Ich glaube, dass man Stil oder Form nicht lehren kann, man kann aber lernen lehren. Die besten Lehrer, egal in welcher Disziplin, haben ihren Schülern beigebracht, wie man Fragen stellt. Ich suche Studenten mit Neugier, Wissenshunger, Weltoffenheit, Optimismus und dem festen Glauben, dass sie, bezogen auf ihre Arbeit, etwas verändern können.
Die Aufgabenstellungen der Aufnahmeprüfung sind für alle drei Studios gleich und werden gemeinsam erarbeitet. Wie könnten Sie sich eine Aufgabe vorstellen?
Ich mag die Fragebögen von Google, in denen sehr schwere mathematische Fragen gestellt werden, um zu sehen, ob die Bewerber logisch denken. Eine mögliche Aufgabe wäre, mit dem iPhone im Straßenraum etwas Abstraktes zu filmen. Ich übe mit meinem Sohn seit Jahren. Früher gab ich ihm ein Handy und sagte: „Suche mir einen roten Gegenstand“, und als er älter war, sagte ich: „Suche mir ein Dodekaeder.“ Er ist jetzt 13. Je älter er wird, desto schwie- riger werden die Aufgaben, bis er schlauer ist als ich. Dann wird er mich herausfordern und losschicken.

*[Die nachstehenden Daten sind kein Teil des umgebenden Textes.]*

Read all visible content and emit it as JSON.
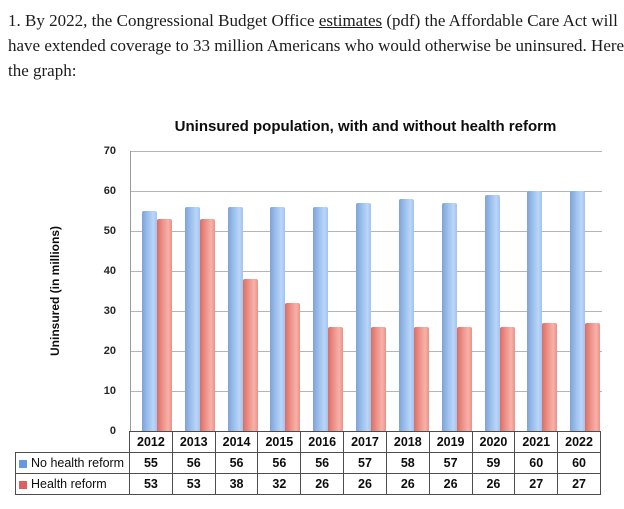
{
  "intro": {
    "lines": [
      {
        "pre": "1. By 2022, the Congressional Budget Office ",
        "link": "estimates",
        "post": " (pdf) the Affordable Care Act will"
      },
      {
        "pre": "have extended coverage to 33 million Americans who would otherwise be uninsured. Here’s",
        "link": "",
        "post": ""
      },
      {
        "pre": "the graph:",
        "link": "",
        "post": ""
      }
    ]
  },
  "chart_data": {
    "type": "bar",
    "title": "Uninsured population, with and without health reform",
    "xlabel": "",
    "ylabel": "Uninsured (in millions)",
    "categories": [
      "2012",
      "2013",
      "2014",
      "2015",
      "2016",
      "2017",
      "2018",
      "2019",
      "2020",
      "2021",
      "2022"
    ],
    "series": [
      {
        "name": "No health reform",
        "color": "#6699db",
        "values": [
          55,
          56,
          56,
          56,
          56,
          57,
          58,
          57,
          59,
          60,
          60
        ]
      },
      {
        "name": "Health reform",
        "color": "#dd5f5f",
        "values": [
          53,
          53,
          38,
          32,
          26,
          26,
          26,
          26,
          26,
          27,
          27
        ]
      }
    ],
    "ylim": [
      0,
      70
    ],
    "yticks": [
      0,
      10,
      20,
      30,
      40,
      50,
      60,
      70
    ],
    "grid": true,
    "legend_position": "table-left",
    "data_table_shown": true
  },
  "colors": {
    "gridline": "#b5b5b5",
    "axis": "#9b9b9b",
    "table_border": "#4d4d4d",
    "text": "#1c1c1c"
  }
}
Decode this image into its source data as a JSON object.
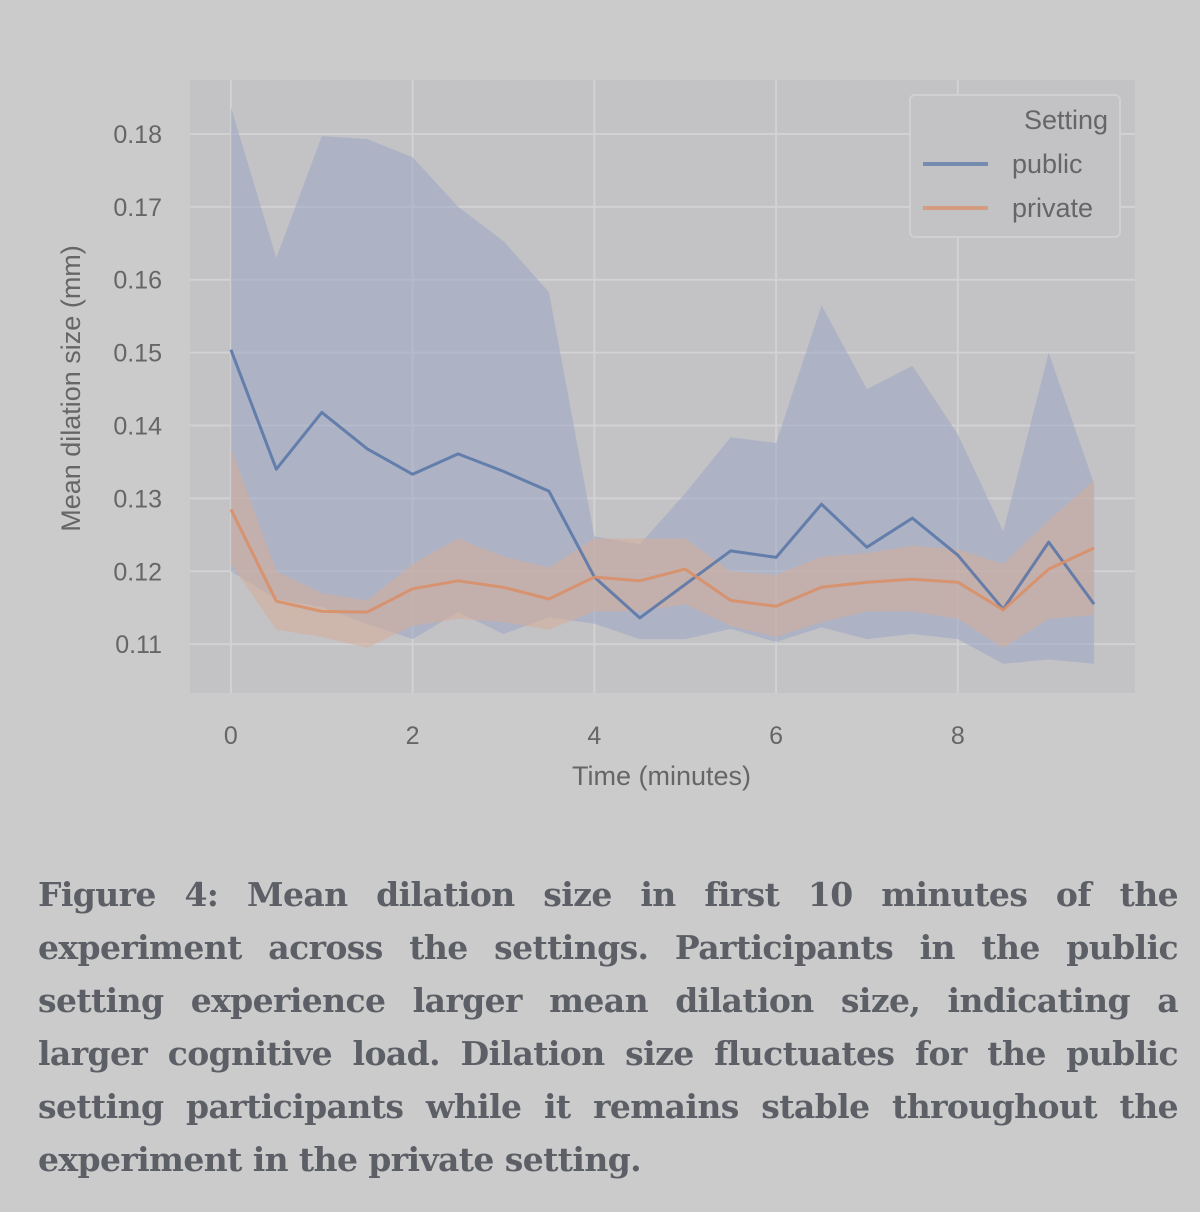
{
  "chart_data": {
    "type": "line",
    "title": "",
    "xlabel": "Time (minutes)",
    "ylabel": "Mean dilation size (mm)",
    "xlim": [
      -0.45,
      9.95
    ],
    "ylim": [
      0.1033,
      0.1874
    ],
    "xticks": [
      0,
      2,
      4,
      6,
      8
    ],
    "xtick_labels": [
      "0",
      "2",
      "4",
      "6",
      "8"
    ],
    "yticks": [
      0.11,
      0.12,
      0.13,
      0.14,
      0.15,
      0.16,
      0.17,
      0.18
    ],
    "ytick_labels": [
      "0.11",
      "0.12",
      "0.13",
      "0.14",
      "0.15",
      "0.16",
      "0.17",
      "0.18"
    ],
    "grid": true,
    "legend": {
      "title": "Setting",
      "position": "top-right",
      "entries": [
        "public",
        "private"
      ]
    },
    "x": [
      0,
      0.5,
      1,
      1.5,
      2,
      2.5,
      3,
      3.5,
      4,
      4.5,
      5,
      5.5,
      6,
      6.5,
      7,
      7.5,
      8,
      8.5,
      9,
      9.5
    ],
    "series": [
      {
        "name": "public",
        "color": "#5c78a8",
        "band_color": "#9aa6c4",
        "values": [
          0.1504,
          0.134,
          0.1418,
          0.1368,
          0.1333,
          0.1361,
          0.1337,
          0.131,
          0.1192,
          0.1136,
          0.1182,
          0.1228,
          0.1219,
          0.1292,
          0.1233,
          0.1273,
          0.1222,
          0.1148,
          0.124,
          0.1155
        ],
        "ci_upper": [
          0.1837,
          0.163,
          0.1797,
          0.1793,
          0.1768,
          0.17,
          0.1653,
          0.1583,
          0.1248,
          0.1237,
          0.1307,
          0.1384,
          0.1376,
          0.1565,
          0.145,
          0.1482,
          0.1388,
          0.1255,
          0.15,
          0.132
        ],
        "ci_lower": [
          0.12,
          0.1162,
          0.1151,
          0.1128,
          0.1107,
          0.1144,
          0.1114,
          0.1137,
          0.1128,
          0.1107,
          0.1107,
          0.1121,
          0.1103,
          0.1123,
          0.1107,
          0.1114,
          0.1107,
          0.1073,
          0.1079,
          0.1073
        ]
      },
      {
        "name": "private",
        "color": "#d99068",
        "band_color": "#d6ab98",
        "values": [
          0.1285,
          0.1159,
          0.1145,
          0.1144,
          0.1176,
          0.1187,
          0.1178,
          0.1162,
          0.1192,
          0.1187,
          0.1203,
          0.116,
          0.1152,
          0.1178,
          0.1185,
          0.1189,
          0.1185,
          0.1147,
          0.1203,
          0.1232
        ],
        "ci_upper": [
          0.137,
          0.12,
          0.117,
          0.116,
          0.121,
          0.1245,
          0.122,
          0.1205,
          0.1245,
          0.1245,
          0.1245,
          0.12,
          0.1195,
          0.122,
          0.1225,
          0.1235,
          0.123,
          0.121,
          0.127,
          0.1325
        ],
        "ci_lower": [
          0.121,
          0.112,
          0.111,
          0.1095,
          0.1125,
          0.1135,
          0.113,
          0.112,
          0.1145,
          0.1145,
          0.1155,
          0.1125,
          0.111,
          0.113,
          0.1145,
          0.1145,
          0.1135,
          0.1095,
          0.1135,
          0.114
        ]
      }
    ]
  },
  "caption": {
    "text": "Figure 4: Mean dilation size in first 10 minutes of the experiment across the settings. Participants in the public setting experience larger mean dilation size, indicating a larger cognitive load. Dilation size fluctuates for the public setting participants while it remains stable throughout the experiment in the private setting."
  },
  "colors": {
    "background": "#cbcbcb",
    "plot_background": "#c3c3c6",
    "grid": "#d2d2d4",
    "text": "#666666",
    "caption_text": "#5d5f66"
  }
}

Ich sah gerade, dass Ihr Studio frisch gestrichen wird. Wie wichtig sind Ihnen die Räumlichkeiten, in denen Sie lehren?
Sehr, sehr wichtig. Architekten müssen, vielleicht im Gegensatz zu anderen Disziplinen, an einem interessanten Ort sein, um zu denken. Der Ort, der Raum, das Licht – alles beeinflusst die Arbeit als Architekt.

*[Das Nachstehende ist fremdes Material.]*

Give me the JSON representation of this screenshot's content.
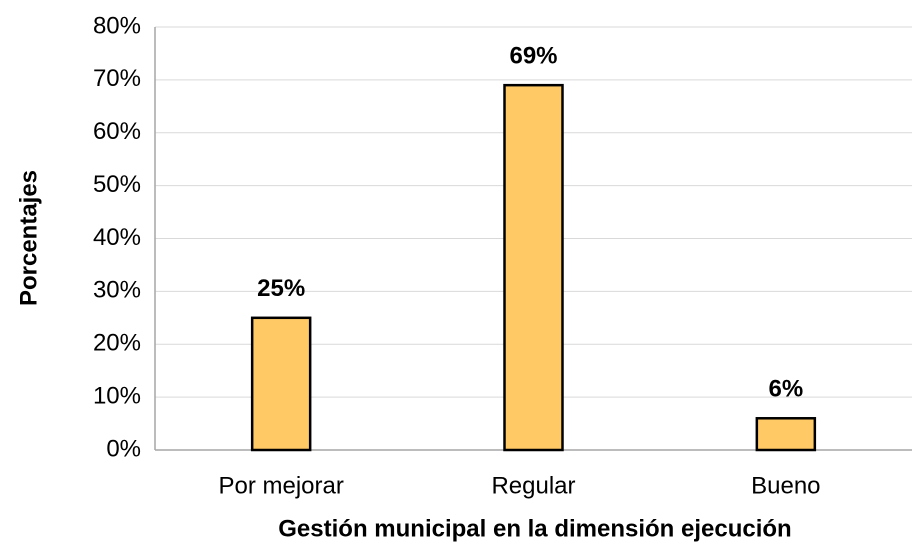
{
  "chart_data": {
    "type": "bar",
    "x_label": "Gestión municipal en la dimensión ejecución",
    "y_label": "Porcentajes",
    "categories": [
      "Por mejorar",
      "Regular",
      "Bueno"
    ],
    "values": [
      25,
      69,
      6
    ],
    "value_labels": [
      "25%",
      "69%",
      "6%"
    ],
    "color": "#ffc966",
    "ylim": [
      0,
      80
    ],
    "yticks": [
      {
        "value": 0,
        "label": "0%"
      },
      {
        "value": 10,
        "label": "10%"
      },
      {
        "value": 20,
        "label": "20%"
      },
      {
        "value": 30,
        "label": "30%"
      },
      {
        "value": 40,
        "label": "40%"
      },
      {
        "value": 50,
        "label": "50%"
      },
      {
        "value": 60,
        "label": "60%"
      },
      {
        "value": 70,
        "label": "70%"
      },
      {
        "value": 80,
        "label": "80%"
      }
    ],
    "grid": true
  }
}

Derzeit läuft die Ausschreibung für einen Wettbewerb um die Erweiterung des Universitätsgebäudes der Angewandten. Nehmen Sie daran teil?
Ja, ich werde mich bewerben, und ich werde eine hochmoderne Mitte-des-21.-Jahrhunderts-Kunstschule entwerfen. Ich habe im Hotelzimmer zu zeichnen
begonnen, aber ich verrate noch nichts.
begonnen, aber ich verrate noch nichts.